Jumping Earthquakes: limits to rupture forecasting exposed by instantaneously triggered earthquake doublet

An important question in understanding the potential magnitude of earthquakes, and consequently the hazard certain faults may pose, is the distance over which earthquakes can jump during rupture. This is because a critical observation of earthquake scaling which holds true is that the longer a fault rupture, the larger the earthquake. In a bigger earthquake, the ground shaking is more severe, it occurs over a wider area and lasts longer; exposing more buildings and people to a greater level of hazard.

The previous consensus on the control of the maximum likely leap in an earthquake was that an offset between faults of 5 km would probably be enough to stop a rupture – the gap being too much of a physical barrier for the earthquake to jump across. This limit of 5 km is used in some standard seismic hazard assessments.

However, an international team of researchers, including current and ex- members of the Oxford Earth Sciences department, have forensically unpicked from a seismic event that struck Pakistan in 1997, a pair of large earthquakes that had been previously catalogued as one. In a study published this week in Nature Geoscience, they combine satellite observations with seismology, to show that this pair of earthquakes involved a massive jump of 50 km between fault segments during the rupture – this is 10 times larger than the current accepted rule that is used in assessing earthquake hazard.

Satellite radar image of the ground deformation resulting from the 1997 Pakistan earthquake.

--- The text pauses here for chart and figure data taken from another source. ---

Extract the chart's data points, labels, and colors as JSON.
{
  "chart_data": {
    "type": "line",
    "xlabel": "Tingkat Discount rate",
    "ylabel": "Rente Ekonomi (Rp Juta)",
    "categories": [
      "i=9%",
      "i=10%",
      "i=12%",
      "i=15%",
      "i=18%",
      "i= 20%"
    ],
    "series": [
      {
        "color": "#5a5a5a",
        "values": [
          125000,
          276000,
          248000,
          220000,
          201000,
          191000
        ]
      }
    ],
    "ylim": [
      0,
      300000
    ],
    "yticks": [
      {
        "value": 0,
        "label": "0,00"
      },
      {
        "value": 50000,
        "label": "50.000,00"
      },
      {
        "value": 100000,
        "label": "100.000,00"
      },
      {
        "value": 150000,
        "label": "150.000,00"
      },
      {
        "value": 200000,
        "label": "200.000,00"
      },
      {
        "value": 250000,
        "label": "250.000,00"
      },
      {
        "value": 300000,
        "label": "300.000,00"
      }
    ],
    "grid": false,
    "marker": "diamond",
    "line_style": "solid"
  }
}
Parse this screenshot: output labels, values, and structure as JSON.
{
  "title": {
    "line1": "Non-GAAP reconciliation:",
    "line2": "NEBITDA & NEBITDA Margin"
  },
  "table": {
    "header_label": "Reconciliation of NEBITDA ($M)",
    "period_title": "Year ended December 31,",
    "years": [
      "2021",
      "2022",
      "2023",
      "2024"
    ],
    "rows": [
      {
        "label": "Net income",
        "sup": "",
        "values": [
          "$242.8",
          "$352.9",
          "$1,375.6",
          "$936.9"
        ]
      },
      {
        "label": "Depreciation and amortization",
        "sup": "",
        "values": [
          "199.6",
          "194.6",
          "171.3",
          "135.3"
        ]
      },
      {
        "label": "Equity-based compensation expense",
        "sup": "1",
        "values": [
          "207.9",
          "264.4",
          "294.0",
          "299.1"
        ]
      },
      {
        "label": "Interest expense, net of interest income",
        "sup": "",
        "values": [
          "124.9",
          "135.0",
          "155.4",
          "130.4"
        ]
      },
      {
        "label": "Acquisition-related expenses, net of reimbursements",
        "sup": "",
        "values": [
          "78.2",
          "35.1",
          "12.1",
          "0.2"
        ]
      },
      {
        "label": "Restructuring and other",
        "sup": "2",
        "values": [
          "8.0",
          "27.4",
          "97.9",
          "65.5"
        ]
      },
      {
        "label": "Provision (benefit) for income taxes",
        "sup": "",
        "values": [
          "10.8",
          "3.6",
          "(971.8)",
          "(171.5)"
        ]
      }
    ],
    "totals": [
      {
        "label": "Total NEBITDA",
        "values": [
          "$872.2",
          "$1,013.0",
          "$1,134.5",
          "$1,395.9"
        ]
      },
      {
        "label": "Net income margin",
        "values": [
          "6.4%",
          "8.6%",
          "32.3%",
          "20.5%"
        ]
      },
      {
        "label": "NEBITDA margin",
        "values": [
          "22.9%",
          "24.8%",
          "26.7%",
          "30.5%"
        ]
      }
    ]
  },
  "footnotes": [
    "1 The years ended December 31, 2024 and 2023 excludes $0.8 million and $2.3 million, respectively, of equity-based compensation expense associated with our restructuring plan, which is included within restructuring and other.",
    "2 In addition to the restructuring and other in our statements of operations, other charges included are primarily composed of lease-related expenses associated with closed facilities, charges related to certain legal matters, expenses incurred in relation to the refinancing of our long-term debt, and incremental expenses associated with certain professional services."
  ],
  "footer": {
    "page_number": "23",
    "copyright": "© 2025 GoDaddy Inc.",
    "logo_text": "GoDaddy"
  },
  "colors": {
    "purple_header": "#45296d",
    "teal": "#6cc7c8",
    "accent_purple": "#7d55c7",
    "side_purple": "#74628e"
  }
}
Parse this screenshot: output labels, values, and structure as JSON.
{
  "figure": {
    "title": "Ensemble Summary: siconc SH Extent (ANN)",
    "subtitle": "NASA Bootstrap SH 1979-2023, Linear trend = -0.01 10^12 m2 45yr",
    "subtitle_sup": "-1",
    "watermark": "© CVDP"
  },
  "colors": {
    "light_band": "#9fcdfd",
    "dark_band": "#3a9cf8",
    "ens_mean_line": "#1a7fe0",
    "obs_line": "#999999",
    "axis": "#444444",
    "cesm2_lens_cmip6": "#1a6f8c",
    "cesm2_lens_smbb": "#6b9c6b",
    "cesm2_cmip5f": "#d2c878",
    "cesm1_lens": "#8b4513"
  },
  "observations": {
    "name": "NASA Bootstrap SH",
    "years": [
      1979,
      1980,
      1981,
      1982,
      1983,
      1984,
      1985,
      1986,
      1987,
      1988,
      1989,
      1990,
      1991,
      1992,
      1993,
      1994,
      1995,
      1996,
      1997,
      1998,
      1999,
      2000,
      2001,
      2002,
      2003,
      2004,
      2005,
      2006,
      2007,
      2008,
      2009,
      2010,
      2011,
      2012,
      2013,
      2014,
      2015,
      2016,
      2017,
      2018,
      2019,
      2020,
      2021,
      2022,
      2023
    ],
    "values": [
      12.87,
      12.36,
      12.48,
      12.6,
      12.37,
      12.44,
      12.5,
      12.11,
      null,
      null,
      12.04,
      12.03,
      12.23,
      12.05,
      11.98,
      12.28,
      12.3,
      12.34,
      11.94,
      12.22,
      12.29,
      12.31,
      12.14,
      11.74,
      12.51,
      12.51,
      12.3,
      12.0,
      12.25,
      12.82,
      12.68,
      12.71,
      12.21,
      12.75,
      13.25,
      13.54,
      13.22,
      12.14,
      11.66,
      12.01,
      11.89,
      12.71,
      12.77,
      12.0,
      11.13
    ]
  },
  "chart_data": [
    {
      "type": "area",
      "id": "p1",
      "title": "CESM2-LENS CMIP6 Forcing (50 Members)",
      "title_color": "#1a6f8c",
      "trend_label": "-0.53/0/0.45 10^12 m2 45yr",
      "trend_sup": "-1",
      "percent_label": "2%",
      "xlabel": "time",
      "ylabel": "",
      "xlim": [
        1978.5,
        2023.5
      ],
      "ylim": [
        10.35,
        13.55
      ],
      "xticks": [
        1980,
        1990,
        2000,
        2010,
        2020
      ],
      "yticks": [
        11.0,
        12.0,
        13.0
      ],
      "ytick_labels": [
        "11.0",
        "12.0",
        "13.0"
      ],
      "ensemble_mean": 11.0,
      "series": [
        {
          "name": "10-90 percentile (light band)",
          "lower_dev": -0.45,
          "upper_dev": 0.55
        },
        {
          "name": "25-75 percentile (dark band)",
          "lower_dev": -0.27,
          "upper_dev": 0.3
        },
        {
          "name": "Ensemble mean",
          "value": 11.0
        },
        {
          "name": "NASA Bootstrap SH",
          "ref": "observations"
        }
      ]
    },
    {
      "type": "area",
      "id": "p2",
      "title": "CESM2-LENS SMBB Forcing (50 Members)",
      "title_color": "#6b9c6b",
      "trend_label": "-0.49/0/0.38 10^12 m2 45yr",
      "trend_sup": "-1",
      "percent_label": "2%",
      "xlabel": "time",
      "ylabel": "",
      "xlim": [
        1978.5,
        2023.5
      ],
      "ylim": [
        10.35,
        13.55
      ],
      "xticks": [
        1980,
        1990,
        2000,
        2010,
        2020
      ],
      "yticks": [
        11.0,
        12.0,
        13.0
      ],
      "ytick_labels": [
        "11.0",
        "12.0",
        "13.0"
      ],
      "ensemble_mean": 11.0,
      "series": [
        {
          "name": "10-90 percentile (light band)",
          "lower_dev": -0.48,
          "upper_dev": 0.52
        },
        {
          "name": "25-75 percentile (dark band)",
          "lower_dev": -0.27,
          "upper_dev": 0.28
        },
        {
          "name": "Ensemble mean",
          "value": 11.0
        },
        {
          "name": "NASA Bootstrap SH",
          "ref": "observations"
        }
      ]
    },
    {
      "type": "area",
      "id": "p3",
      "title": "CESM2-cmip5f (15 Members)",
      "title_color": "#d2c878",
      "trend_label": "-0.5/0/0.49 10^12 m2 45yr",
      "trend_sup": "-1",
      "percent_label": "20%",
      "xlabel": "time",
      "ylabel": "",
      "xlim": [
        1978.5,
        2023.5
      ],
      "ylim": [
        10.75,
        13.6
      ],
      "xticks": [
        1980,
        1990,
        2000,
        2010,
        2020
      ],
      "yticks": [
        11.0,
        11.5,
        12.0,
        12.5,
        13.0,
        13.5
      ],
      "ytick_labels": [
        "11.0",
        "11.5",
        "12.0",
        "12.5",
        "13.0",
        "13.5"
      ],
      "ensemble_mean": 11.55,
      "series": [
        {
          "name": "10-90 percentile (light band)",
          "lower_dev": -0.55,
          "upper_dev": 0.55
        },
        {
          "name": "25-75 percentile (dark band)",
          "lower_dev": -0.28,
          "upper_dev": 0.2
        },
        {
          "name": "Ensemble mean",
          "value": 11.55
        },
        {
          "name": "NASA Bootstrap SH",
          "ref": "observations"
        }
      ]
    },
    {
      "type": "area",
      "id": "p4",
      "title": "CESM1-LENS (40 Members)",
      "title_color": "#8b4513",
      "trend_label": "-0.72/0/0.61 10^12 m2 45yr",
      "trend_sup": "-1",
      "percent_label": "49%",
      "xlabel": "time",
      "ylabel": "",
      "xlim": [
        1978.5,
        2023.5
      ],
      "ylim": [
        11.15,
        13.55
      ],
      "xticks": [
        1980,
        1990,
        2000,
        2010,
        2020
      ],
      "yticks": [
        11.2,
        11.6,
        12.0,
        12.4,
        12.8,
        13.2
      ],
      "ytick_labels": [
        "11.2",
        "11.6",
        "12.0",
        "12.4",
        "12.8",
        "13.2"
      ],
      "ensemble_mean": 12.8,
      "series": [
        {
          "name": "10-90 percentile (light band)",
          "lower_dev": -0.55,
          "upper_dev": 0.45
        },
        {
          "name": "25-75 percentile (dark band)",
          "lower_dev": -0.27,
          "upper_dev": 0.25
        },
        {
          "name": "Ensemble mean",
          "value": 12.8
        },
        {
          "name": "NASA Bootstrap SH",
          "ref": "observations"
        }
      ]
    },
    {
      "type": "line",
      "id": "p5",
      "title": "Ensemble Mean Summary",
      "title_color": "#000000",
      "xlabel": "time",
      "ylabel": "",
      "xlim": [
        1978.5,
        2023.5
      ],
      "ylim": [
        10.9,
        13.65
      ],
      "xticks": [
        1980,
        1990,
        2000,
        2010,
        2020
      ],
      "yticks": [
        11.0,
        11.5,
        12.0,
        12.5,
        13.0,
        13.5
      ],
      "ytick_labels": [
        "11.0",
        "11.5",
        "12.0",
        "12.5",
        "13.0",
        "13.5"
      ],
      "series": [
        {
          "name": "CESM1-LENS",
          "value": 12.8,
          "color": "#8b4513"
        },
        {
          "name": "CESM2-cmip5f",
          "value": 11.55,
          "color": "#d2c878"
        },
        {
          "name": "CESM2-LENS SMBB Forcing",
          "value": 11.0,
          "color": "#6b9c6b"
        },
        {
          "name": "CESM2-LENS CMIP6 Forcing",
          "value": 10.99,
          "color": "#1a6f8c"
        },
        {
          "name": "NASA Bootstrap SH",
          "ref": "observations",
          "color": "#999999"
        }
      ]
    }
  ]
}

The two bullseyes of deformation in this image (centre and lower right) were crucial in revealing the doublet nature of this earthquake and the large distance over which the rupture jumped.

This finding will fundamentally change the way in which earthquake hazard scenarios are run in regions of distributed faulting, because the network of faults which could potentially be triggered as the rupture proceeds would be greatly expanded. Therefore, not only is it crucial to determine the range of jumps feasible in earthquakes, such as in this study, it is also critical to establish the distribution of faults within the crust which could be potentially triggered. This will be no easy task, given that many faults, such as the pair involved here, are hidden underground and lack a clear surface expression to give away their presence. There are large regions of the world, some with huge cities, which have these buried faults beneath them – places such as Southern California, Iran and east China. The goal of identifying active faults is one of the major research avenues for the Earthquake Geology and Geodesy group within the department.

This study is published in the journal Nature Geoscience and involved current members of the department John Elliott and Barry Parsons, as well as past members of the group – Ed Nissen, Al Sloan, Gareth Funning and Tim Wright.

The work was funded in part by the Natural Environmental Research Council (NERC) through the Earthquake without Frontiers (EwF), Looking Inside the Continents from Space (LiCS) and the Centre for the Observation and Modelling of Earthquakes, Volcanoes & Tectonics (COMET).

Research Paper: Nissen, E. K., Elliott, J. R., R. A. Sloan, T. J. Craig, G. J. Funning, A. Hutko, B. E. Parsons & T. J. Wright (2016) Dynamic triggering of an earthquake doublet exposes limitations to rupture forecasting, Nature Geoscience, doi:10.1038/NGEO2653

Fold and thrust belt of the western Sulaiman mountains of Pakistan. Hidden beneath these folds is the pair of large fault planes that ruptured in the 1997 Harnai earthquake, jumping 50 km between segments. Image: Landsat 8 false colour image (742).